Explanation and Instruction of Medical/Nursing Tasks. Bilingual materials and instruction are an obvious need in the Latino population. First and foremost, Latino individuals trust and report (81%) turning to health care professionals, including physicians, nurses, social workers, and pharmacists, more than any other sources (Evercare and National Alliance for Caregiving, 2008). Including more than one family caregiver in discharge teaching might also be well received, as 66% of Latino individuals report turning to family and friends for help. This strategy can also offer reinforcement post discharge. Approximately one half of family caregivers turn to government sources for information as well; therefore, multi-level strategies for follow-up explanation and instruction may be necessary and may be addressed through bilingual helplines and consumer referrals (Wu et al., 2016). Alliance partnership support can promote effective health care transitions in the local community. For example, many of the family caregiver instructional videos are available in Spanish. AARP and other Home Alone Alliance members should continue to work and expand collaboration with Latino national organizations that can market and disseminate materials widely.
There are currently no feedback loops to determine the effectiveness of the CARE Act implementation strategies other than readmissions and patient/family satisfaction surveys. Funding for research testing such strategies, including follow-up health, patient, and caregiver outcomes, is necessary and should be part of gerontological nursing advocacy efforts.

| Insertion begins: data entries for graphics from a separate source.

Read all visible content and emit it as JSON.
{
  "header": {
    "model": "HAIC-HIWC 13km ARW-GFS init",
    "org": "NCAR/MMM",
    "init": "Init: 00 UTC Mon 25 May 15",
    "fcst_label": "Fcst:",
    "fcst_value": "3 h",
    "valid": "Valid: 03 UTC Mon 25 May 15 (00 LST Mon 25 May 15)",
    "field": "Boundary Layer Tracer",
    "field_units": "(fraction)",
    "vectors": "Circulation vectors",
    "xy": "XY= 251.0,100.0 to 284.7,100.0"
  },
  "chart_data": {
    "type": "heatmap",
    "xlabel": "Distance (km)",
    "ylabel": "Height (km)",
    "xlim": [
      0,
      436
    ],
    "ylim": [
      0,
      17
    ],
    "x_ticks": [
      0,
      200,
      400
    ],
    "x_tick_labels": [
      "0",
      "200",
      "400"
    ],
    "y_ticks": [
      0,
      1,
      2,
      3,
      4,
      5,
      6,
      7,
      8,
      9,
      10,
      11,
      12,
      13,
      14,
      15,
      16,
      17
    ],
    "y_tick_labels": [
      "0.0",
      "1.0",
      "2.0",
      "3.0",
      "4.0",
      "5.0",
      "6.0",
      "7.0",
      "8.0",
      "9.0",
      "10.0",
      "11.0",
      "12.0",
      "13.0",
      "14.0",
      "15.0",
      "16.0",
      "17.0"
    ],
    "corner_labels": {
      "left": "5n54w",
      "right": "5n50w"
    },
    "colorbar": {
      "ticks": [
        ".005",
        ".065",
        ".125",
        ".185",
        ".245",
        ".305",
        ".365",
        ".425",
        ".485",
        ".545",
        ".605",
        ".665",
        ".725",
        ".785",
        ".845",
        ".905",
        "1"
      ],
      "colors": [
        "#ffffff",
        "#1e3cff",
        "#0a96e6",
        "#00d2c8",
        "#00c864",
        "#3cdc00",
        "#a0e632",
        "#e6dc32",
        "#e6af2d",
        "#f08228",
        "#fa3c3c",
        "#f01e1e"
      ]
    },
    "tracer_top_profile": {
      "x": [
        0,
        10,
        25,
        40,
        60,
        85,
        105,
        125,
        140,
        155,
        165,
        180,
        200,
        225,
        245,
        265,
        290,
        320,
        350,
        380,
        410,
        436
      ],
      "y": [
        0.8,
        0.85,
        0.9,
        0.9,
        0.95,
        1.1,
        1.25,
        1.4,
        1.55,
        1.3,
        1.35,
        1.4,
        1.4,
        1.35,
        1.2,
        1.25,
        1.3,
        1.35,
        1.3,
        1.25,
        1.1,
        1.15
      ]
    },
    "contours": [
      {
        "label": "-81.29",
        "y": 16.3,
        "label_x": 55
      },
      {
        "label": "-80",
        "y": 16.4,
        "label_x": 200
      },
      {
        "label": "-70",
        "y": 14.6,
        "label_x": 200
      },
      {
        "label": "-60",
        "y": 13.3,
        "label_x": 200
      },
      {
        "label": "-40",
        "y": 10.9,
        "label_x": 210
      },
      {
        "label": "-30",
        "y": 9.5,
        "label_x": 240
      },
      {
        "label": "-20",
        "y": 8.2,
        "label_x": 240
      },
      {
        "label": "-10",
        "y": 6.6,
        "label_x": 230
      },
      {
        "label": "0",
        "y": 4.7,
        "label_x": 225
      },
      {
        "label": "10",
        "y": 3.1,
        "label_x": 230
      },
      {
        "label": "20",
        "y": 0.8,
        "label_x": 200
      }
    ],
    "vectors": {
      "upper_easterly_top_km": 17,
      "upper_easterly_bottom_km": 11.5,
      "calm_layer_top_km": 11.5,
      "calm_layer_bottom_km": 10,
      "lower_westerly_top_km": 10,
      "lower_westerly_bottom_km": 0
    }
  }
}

This article describes the current progress and potential impact of the CARE Act among older Latino adults and their family caregivers, including recommendations for implementing the CARE Act provisions at the bedside. The three provisions provide guidance to help nurses start this dialogue with families, creating opportunities to get to know their patients in a meaningful way. Getting involved in shared governance within the practice setting can also give nurses a voice in effectively translating this policy to practice. In addition, advocating for the passage and enactment of the CARE Act in the remaining states may include calling state legislators and educating the public about the legislation.
The CARE Act is a step forward in addressing the needs of a population that contributes $470 billion annually of unpaid care across states and generations (Reinhard, Feinberg, Choula, & Houser, 2015). The early bipartisan support among stakeholder groups and policymakers provides a great opportunity to address needs of caregivers and ultimately the health of vulnerable older adults. Considering the needs of diverse communities, such as Latino individuals, immigrants, and other marginalized groups, may help achieve the intended outcomes of public health policy. Gerontological nurses in particular have a key leadership role in providing care to patients and their families, conducting research, educating and supporting the largest health care workforce, and serving in decision-making bodies that can shape and inform policy. Ensuring that policy is evidence-based, as well as inclusive and reflective of the growing, multicultural population in the United States, remains an important public health concern and essential to eliminating health disparities.